An award of attorney fees is justified where the spouse seeking the award demonstrates the financial inability to pay and the ability of the other spouse to pay. In re Marriage of Hacker, 239 Ill. App. 3d 658, 606 N.E.2d 648, 179 Ill. Dec. 816 (1992). Section 508(a) of the Act (750 ILCS 5/508(a) (West 1994)) provides that a trial court may, after considering the relative financial resources of the parties, order one spouse to pay all or part of the other's attorney fees. In re Marriage of Walters, 238 Ill. App. 3d 1086, 604 N.E.2d 432, 178 Ill. Dec. 176 (1992). Inability to pay exists where requiring the party to pay her own fees would strip her of her means of support and undermine her economic stability. In re Marriage of Phillips, 244 Ill. App. 3d 577, 615 N.E.2d 1165, 186 Ill. Dec. 108 (1993). Whether one spouse's attorney fees should be paid by the other spouse, and in what proportion, is a decision which lies within the sound discretion of the trial court and will not be disturbed on review absent an abuse of that discretion. In re Marriage of Blazis, 261 Ill. App. 3d 855, 634 N.E.2d 1295, 199 Ill. Dec. 941 (1994). The trial court abuses that discretion, however, where the evidence reveals a gross disparity in income and earning capacity and reveals the financial inability of the spouse seeking relief to pay. In re Marriage of Frasco, 265 Ill. App. 3d 171, 638 N.E.2d 655, 202 Ill. Dec. 787 (1994).
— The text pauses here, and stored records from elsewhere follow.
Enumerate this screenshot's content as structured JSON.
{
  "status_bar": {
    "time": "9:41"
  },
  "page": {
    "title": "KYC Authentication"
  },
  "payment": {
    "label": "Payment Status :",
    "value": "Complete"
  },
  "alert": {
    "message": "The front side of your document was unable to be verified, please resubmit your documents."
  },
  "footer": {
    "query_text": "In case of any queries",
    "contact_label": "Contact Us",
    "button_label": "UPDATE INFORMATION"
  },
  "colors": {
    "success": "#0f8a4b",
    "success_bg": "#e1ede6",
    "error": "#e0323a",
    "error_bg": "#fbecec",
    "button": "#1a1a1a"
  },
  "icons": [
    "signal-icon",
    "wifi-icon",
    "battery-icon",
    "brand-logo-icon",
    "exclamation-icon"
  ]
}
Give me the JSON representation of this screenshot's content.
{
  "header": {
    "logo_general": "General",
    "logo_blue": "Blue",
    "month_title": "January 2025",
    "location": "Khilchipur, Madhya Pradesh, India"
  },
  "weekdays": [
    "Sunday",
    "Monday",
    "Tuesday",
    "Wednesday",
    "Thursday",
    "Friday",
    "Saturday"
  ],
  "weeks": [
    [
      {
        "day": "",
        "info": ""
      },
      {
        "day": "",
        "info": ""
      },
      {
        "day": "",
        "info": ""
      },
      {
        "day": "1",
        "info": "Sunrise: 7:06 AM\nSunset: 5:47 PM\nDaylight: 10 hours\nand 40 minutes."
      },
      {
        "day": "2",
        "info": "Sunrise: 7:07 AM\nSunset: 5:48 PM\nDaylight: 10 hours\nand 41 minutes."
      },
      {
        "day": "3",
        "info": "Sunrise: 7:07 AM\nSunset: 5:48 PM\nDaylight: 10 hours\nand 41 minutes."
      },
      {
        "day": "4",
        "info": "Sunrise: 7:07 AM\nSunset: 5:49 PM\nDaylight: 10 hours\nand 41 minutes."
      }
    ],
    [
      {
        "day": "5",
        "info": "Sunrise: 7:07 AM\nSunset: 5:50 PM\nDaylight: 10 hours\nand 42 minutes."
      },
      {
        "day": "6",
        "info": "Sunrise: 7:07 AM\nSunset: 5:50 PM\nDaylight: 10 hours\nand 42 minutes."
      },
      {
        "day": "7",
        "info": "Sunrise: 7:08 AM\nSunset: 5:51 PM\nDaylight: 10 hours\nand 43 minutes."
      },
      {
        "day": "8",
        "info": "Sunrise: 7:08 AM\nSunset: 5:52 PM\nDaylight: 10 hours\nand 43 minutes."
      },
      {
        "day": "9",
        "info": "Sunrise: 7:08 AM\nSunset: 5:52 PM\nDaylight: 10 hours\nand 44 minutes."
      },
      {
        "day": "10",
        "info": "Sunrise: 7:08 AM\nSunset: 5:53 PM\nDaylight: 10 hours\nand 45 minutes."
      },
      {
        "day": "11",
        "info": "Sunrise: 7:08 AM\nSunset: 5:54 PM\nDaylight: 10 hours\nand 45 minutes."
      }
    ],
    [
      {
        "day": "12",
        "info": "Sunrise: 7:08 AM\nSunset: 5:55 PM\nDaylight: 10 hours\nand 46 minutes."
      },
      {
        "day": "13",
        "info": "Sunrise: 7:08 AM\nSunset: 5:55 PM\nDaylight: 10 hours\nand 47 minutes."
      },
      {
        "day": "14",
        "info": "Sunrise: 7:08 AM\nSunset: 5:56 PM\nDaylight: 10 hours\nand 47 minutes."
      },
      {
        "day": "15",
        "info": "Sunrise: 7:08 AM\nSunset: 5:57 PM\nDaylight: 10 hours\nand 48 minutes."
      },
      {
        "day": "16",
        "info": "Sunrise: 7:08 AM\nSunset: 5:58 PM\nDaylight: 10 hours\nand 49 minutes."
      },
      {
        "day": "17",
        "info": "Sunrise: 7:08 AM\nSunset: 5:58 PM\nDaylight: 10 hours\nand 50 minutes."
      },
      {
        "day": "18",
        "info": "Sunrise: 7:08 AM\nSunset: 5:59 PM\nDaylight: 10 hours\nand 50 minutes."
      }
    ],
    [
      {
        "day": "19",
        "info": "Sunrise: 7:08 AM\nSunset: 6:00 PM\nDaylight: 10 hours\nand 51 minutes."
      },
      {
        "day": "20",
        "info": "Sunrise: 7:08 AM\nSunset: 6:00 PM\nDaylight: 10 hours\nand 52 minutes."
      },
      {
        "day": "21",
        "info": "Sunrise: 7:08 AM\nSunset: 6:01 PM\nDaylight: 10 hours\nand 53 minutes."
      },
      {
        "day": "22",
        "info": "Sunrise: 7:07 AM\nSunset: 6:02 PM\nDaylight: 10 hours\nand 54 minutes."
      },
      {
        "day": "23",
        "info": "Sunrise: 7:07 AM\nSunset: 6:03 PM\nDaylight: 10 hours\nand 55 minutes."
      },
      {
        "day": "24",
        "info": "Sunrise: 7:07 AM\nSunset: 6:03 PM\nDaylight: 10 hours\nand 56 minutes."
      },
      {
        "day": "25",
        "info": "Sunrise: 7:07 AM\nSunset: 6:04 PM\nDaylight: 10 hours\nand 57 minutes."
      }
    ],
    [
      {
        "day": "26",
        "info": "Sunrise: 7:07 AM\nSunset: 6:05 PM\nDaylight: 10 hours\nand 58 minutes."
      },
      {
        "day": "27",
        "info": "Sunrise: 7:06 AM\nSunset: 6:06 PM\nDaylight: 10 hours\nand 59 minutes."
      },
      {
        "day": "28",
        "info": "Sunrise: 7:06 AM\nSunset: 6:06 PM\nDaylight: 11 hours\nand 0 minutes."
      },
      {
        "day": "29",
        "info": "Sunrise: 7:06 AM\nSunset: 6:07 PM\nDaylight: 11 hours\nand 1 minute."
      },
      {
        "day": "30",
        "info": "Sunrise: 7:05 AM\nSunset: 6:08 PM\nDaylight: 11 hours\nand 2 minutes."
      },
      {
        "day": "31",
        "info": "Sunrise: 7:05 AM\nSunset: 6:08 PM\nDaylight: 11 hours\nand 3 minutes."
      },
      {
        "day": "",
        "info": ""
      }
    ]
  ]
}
Sue Ellen sought $3,534 in attorney fees. The record demonstrates that Thomas's annual income for 1995 was to be in the $40,000-to-$50,000 range, while Sue Ellen's average annual earnings were about $12,000. Given this gross disparity in income, we find that the trial court abused its discretion in failing to find that Sue Ellen was unable to pay her attorney fees and in failing to make an award.
For the foregoing reasons, the judgment of the circuit court of St. Clair County is affirmed in part and reversed in part, and this cause is remanded for further proceedings.
Affirmed in part and reversed in part; cause remanded.
KUEHN, P.J., and GOLDENHERSH, J., concur.